Le commandant Chè GUEVARA aurait voulu constituer avec ses Cubains une force mobile capable de mener une véritable campagne militaire, mais il lui était impossible de rassembler plus de trente ou quarante Cubains à cause de leur dispersion sur un territoire très étendu. L’entraînement dispensé par les Cubains commença à donner des résultats et le nombre d’embuscades réussies augmenta. Pendant ce temps, le ltcol Roger HARDENNE établissait les plans de l’opération « Banzi » qui mettait en œuvre près de 3.000 hommes de l’ANC. La première phase de cette opération qui devait aboutir à un bouclage complet des rives du lac, débuta par l’occupation du port de Baraka. Cet objectif vital pour les Simba était défendu par un bataillon de l’APL de 540 hommes commandé par le col WASOSHI et le ltcol Abedi KABWE formé en Chine Populaire. La majorité de ces Simba provenaient de la tribu babembe, qui avait causé beaucoup de problèmes à l’administration coloniale belge avant l’indépendance, et parmi laquelle Patrice LUMUMBA avait trouvé de nombreux partisans en 1960. Cette ethnie de la région de Fizi-Baraka comptait près de 100.000 individus et occupait une grande partie de la région bordant le lac Tanganyika sur une profondeur de 80 km jusqu’à la zone montagneuse de l’Itombwe. Elle s’était engagée à fond dans la rébellion du CNL qui luttait contre le pouvoir en place à Léopoldville. En vue de l’opération amphibie, des navires et des barges du CFL furent réquisitionnés par le QG/Ops Sud et la flottille d’Ops Sud se regroupa dans le petit port de la cimenterie de Kabimba exploitant le calcaire du lac Tanganyika. Elle comprenait la vedette des Douanes « Luka » et quatre navires, dont le « MS Président Ermens » qui remorquait les vedettes rapides.

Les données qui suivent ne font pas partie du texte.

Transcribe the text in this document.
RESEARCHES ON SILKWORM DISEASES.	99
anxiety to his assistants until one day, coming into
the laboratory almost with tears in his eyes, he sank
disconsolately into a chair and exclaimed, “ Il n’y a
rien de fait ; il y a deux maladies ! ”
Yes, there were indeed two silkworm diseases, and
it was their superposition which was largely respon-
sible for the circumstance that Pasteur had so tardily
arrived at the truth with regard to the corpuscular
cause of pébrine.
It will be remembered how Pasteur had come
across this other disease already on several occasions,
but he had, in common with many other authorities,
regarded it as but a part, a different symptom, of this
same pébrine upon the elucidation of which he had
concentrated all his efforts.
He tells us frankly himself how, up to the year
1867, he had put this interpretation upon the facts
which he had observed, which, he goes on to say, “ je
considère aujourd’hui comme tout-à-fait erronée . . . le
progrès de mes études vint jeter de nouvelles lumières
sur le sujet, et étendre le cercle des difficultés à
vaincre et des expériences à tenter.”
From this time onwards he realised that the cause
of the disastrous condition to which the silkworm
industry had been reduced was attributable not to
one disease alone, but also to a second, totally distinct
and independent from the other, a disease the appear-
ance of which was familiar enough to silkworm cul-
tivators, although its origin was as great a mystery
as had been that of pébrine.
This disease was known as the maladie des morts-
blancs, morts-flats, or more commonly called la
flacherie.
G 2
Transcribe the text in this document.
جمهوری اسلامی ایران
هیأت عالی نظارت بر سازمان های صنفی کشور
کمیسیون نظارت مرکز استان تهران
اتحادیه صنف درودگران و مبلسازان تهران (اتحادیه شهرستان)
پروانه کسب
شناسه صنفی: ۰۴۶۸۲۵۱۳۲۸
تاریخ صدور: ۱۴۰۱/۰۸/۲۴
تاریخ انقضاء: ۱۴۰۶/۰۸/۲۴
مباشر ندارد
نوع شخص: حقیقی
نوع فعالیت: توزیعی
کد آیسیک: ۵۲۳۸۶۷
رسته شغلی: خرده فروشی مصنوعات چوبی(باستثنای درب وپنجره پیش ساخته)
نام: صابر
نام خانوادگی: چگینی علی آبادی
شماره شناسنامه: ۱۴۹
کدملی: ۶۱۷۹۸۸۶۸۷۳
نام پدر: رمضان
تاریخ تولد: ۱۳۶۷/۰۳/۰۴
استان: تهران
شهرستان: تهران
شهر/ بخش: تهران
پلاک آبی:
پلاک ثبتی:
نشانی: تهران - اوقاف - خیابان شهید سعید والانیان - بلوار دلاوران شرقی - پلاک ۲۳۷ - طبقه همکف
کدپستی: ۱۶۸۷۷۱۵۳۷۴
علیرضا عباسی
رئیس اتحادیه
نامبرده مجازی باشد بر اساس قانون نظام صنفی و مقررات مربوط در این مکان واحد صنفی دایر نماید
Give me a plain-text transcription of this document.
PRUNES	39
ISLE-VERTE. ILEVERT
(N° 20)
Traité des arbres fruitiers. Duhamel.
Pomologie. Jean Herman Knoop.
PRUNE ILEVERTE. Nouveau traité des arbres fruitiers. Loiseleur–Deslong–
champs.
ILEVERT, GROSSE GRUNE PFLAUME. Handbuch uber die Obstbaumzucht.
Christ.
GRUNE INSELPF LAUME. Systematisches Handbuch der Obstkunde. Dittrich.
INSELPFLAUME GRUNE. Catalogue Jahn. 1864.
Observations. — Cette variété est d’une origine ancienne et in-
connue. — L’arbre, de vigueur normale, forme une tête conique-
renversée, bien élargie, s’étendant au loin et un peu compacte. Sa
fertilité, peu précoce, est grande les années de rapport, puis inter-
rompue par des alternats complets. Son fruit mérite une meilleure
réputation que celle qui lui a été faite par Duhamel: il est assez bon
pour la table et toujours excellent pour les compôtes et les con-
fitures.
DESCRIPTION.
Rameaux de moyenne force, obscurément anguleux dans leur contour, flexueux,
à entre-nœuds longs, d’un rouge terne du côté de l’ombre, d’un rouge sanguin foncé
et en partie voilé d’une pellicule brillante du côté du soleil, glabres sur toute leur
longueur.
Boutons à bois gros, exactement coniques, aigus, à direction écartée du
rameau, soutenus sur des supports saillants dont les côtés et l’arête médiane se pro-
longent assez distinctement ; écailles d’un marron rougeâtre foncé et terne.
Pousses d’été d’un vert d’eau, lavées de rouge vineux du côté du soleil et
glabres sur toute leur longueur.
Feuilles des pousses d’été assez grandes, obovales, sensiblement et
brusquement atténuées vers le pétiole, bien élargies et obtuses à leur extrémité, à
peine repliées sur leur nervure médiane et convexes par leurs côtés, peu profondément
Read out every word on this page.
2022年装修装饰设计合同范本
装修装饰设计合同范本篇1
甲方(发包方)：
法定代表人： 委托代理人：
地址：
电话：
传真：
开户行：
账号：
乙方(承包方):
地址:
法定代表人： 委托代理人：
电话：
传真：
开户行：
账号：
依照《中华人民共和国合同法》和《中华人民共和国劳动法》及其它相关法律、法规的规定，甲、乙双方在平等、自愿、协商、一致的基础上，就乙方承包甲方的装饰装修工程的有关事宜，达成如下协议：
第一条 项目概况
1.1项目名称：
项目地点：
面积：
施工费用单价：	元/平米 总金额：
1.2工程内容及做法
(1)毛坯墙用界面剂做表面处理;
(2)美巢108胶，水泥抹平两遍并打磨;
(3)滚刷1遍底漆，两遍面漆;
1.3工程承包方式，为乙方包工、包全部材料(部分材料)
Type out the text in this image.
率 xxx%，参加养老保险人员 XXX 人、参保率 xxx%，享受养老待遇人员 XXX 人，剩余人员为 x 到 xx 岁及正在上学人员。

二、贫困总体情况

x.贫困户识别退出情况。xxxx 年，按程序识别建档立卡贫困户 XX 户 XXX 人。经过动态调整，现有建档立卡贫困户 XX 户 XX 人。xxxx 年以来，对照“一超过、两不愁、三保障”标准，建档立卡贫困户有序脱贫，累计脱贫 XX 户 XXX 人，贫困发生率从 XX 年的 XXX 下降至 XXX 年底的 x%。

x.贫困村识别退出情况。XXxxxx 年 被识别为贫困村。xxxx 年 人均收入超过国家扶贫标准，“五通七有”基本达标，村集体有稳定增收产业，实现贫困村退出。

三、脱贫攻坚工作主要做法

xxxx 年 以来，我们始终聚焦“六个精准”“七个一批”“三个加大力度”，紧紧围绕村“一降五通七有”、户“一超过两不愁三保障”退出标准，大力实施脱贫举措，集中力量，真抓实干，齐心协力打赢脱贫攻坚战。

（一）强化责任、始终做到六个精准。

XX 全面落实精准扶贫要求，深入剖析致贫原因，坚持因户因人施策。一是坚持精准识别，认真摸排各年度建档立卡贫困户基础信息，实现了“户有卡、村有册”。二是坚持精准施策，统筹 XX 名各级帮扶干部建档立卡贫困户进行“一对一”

Le convoi de débarquement transportant les troupes d’assaut et le charroi du 5e bataillon Commando sud-africains du major HOARE se mit en route durant la nuit car la tactique du QG/Ops Sud consistait à frapper l’ennemi par surprise. Le 27 septembre 1965 avant l’aube, une navette de vedettes rapides déposa 180 commandos sud africains près du port de Baraka. Ils furent appuyés par l’artillerie du « MS Urundi » et par deux B-26K et six T-28D du WIGMO. Des violents combats se déroulèrent pour la capture du port. Mike HOARE avait divisé son unité en deux groupes et le même jour, son adjoint le cdt WICKX déclencha une attaque terrestre en direction de Fizi. Partie de Lulimba, localité située à 190 km d’Albertville, la colonne des Sud Africains progressa de trente kilomètres sous la protection de T-28D du WIGMO, mais son avance fut stoppée le 28 septembre à Lubondja par des Simba encadrés de Cubains. Deux blindés Ferret furent touchés par des roquettes et des tirs d’armes lourdes et des obstructions diverses (mines, ponts coupés, etc) empêchèrent les Sud Africains de forcer le passage. Suite aux difficultés rencontrées par le cdt WICKX lors de sa progression, l’Etat Major du secteur « Ops Sud » lui ordonna de retourner à Albertville le 8 octobre pour embarquer sur un bateau de ravitaillement avec ses commandos, deux compagnies de soldats congolais et du matériel lourd dans le but de renforcer les commandos de Mike HOARE à Baraka. L’attaque sur Lubondja fut confiée au 9e Bn Commando katangais renforcé par le peloton de mercenaires du cpn PIRET, unité détachée du 6e Bn Commando européen.. Le 9e bataillon Commando katangais fut relevé par le 5e bataillon d’Infanterie ANC du colonel MUDIMBI et il fut ramené à Albertville où le Dépôt de Ravitaillement Avancé (DRA) de l’adjudant HENRARD compléta son équipement.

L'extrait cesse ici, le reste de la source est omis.